Open ccslience opened 2 years ago
Were you able to figure it out?
c is the coordinates of the center of the person you want to detect.
s is the size of the image you want to preprocess. As an example, coco uses a size of 384x288, and as s is increased, a wider range of images is included.
Also, I leave an image demo code of mpii dataset
width = 256
height = 256
c = np.array([665, 485]) #[person's center point]
s = np.array([4.2, 4.2]) #[width / 384, width / 288]
r = 0
image_size = [height, width]
trans = get_affine_transform(c, s, r, image_size)
img_trans = cv2.warpAffine(img, trans, (int(image_size[0]), int(image_size[1])), flags=cv2.INTER_LINEAR)
cv2.imwrite('output_trans.jpg', img_trans)
img_trans = F.to_tensor(img_trans)
# Normalize the Tensor with mean and std
mean = [0.485, 0.456, 0.406]
std=[0.229, 0.224, 0.225]
img_trans = F.normalize(img_trans, mean=mean, std=std)
print(img_trans.shape)
img_trans = torch.reshape(img_trans, (1, 3, width, height))
print(img_trans.shape)
data = {}
data['img'] = img_trans
data['img_metas'] = [{'image_file': '', 'center': c, 'scale': s, 'rotation': r, 'bbox_score': 1,
'flip_pairs': [[0, 5], [1, 4], [2, 3], [10, 15], [11, 14], [12, 13]],
'bbox_id': 0}]
result = model(return_loss=False, **data)
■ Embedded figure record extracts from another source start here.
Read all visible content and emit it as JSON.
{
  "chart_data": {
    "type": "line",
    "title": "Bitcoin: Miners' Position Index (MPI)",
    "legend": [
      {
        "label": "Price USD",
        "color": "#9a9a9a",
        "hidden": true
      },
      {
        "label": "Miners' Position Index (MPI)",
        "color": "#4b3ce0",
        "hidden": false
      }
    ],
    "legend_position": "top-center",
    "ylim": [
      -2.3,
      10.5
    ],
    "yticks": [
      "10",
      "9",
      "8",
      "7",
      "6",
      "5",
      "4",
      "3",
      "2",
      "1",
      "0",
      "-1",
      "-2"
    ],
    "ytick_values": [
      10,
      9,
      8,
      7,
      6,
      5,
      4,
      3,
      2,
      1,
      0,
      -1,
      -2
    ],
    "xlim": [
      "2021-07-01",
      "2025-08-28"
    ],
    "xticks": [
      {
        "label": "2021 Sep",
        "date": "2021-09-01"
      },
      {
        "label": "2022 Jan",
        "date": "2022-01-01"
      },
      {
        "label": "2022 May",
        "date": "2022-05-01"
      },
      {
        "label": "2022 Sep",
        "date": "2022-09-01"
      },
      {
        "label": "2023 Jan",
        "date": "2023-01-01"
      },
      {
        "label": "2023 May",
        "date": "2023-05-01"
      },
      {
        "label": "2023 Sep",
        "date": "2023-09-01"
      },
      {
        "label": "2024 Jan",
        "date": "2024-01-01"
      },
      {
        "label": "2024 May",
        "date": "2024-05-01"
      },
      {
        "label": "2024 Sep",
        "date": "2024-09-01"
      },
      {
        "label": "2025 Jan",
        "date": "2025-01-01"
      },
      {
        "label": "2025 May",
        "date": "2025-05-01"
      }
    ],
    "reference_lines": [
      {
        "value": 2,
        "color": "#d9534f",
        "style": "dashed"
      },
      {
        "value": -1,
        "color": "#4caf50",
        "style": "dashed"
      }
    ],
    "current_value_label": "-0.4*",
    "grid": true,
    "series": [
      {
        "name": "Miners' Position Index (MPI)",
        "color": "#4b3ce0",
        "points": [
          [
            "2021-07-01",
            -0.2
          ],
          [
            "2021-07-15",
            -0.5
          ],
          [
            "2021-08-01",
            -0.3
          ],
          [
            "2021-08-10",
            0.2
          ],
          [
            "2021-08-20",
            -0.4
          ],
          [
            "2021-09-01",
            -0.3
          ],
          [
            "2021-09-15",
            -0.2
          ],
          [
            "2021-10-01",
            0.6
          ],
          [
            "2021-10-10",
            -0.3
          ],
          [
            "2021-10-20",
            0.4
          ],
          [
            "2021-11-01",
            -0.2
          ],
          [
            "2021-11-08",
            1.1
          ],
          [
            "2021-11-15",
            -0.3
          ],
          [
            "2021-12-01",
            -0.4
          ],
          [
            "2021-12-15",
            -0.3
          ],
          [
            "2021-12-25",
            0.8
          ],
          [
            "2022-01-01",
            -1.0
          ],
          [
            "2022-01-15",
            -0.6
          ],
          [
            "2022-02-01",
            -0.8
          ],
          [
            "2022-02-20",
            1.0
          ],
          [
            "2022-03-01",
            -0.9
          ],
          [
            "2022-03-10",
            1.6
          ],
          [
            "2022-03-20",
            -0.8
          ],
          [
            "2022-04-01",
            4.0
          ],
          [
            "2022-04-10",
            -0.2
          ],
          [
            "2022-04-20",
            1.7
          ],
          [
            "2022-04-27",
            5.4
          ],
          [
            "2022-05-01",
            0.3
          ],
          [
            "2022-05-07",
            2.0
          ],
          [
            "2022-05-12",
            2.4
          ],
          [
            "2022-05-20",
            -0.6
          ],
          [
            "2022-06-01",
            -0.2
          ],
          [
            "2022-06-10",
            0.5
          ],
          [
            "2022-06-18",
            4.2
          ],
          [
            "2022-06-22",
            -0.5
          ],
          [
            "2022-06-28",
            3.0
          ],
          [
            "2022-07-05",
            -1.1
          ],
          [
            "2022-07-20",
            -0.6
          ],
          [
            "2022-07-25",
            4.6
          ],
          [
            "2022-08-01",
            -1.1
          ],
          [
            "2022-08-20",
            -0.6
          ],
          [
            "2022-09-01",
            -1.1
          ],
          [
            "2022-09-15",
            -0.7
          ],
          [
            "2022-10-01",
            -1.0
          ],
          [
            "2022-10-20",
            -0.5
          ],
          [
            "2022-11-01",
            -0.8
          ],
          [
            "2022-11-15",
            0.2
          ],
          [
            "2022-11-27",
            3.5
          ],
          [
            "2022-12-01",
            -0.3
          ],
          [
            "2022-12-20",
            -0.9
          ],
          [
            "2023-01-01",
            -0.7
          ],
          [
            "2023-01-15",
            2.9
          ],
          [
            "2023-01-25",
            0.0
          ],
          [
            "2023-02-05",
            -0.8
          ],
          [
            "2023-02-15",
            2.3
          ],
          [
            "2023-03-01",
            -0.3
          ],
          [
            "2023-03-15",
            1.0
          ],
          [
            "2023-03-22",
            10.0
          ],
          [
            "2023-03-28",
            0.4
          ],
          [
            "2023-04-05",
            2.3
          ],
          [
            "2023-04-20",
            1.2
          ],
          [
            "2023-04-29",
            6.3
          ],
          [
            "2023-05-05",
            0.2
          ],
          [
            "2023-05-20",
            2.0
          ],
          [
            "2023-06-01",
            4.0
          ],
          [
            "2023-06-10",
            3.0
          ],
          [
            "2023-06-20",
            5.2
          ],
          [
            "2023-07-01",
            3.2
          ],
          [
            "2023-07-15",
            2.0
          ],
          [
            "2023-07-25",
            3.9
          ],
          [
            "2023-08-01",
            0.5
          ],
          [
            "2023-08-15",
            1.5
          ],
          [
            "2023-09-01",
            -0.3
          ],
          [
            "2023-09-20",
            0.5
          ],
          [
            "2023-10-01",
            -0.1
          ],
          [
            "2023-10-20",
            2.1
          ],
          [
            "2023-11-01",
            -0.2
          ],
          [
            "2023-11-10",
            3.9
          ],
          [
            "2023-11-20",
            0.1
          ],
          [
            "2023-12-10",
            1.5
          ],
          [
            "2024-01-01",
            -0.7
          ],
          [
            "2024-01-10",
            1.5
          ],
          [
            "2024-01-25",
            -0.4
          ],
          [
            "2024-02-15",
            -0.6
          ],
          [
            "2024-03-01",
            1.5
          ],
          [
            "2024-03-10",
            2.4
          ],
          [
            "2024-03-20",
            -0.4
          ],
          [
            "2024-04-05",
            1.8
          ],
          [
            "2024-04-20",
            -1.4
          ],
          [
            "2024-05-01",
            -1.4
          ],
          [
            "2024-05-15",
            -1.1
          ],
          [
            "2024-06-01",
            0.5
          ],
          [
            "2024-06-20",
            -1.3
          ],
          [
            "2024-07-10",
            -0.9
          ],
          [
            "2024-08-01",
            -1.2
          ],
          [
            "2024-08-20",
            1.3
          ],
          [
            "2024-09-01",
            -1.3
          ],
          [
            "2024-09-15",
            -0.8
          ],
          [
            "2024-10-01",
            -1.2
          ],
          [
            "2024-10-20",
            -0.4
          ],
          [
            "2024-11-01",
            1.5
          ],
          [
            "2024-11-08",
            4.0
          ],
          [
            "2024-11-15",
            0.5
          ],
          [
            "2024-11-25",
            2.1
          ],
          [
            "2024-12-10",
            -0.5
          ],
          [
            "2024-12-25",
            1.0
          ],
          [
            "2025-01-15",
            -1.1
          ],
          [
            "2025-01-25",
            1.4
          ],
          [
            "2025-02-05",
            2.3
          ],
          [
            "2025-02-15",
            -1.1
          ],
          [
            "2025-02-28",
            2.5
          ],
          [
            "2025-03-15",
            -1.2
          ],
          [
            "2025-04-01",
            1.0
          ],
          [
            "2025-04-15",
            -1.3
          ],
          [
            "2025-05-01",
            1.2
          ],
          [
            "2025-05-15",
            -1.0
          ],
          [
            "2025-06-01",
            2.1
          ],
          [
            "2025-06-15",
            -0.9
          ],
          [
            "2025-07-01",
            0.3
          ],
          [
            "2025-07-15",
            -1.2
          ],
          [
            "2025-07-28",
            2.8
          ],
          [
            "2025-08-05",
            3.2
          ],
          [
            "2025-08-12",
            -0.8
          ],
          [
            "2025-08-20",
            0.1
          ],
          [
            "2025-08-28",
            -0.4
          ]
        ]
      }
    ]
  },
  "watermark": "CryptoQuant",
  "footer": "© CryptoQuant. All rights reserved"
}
print(result['preds'][0].shape)
add_joints_mpii(img, result['preds'][0])
def add_joints_mpii(image, joints):
mpii_part_orders = [[0, 1], [1, 2], [2, 3], [3, 4], [4, 5], [2, 6], [3, 6], [6, 7], [7, 8], [8, 9], [7, 12], [10, 11], [11, 12], [7, 13], [13, 14], [14, 15]]
for pairs in mpii_part_orders:
if joints[pairs[0]][2] > 0.2 and joints[pairs[1]][2] > 0.2:
cv2.line(image, (int(joints[pairs[0]][0]), int(joints[pairs[0]][1])), (int(joints[pairs[1]][0]), int(joints[pairs[1]][1])), (255, 255, 255), 3)
for joint in joints:
if joint[2] > 0.2:
cv2.circle(image, (int(joint[0]), int(joint[1])), 3, (0, 255, 255), 7)
Thanks for your nice job. However I have some doubt about setting the c and s values. Now I have a image with person's box is [676, 884, 2401, 3904](xmin, ymin, xmax, ymax). And the size of image is (3268, 3989)(width, height), the model input size is (384, 288)(width,height), so I want to know how to calculate the c and s values, especially the value of s.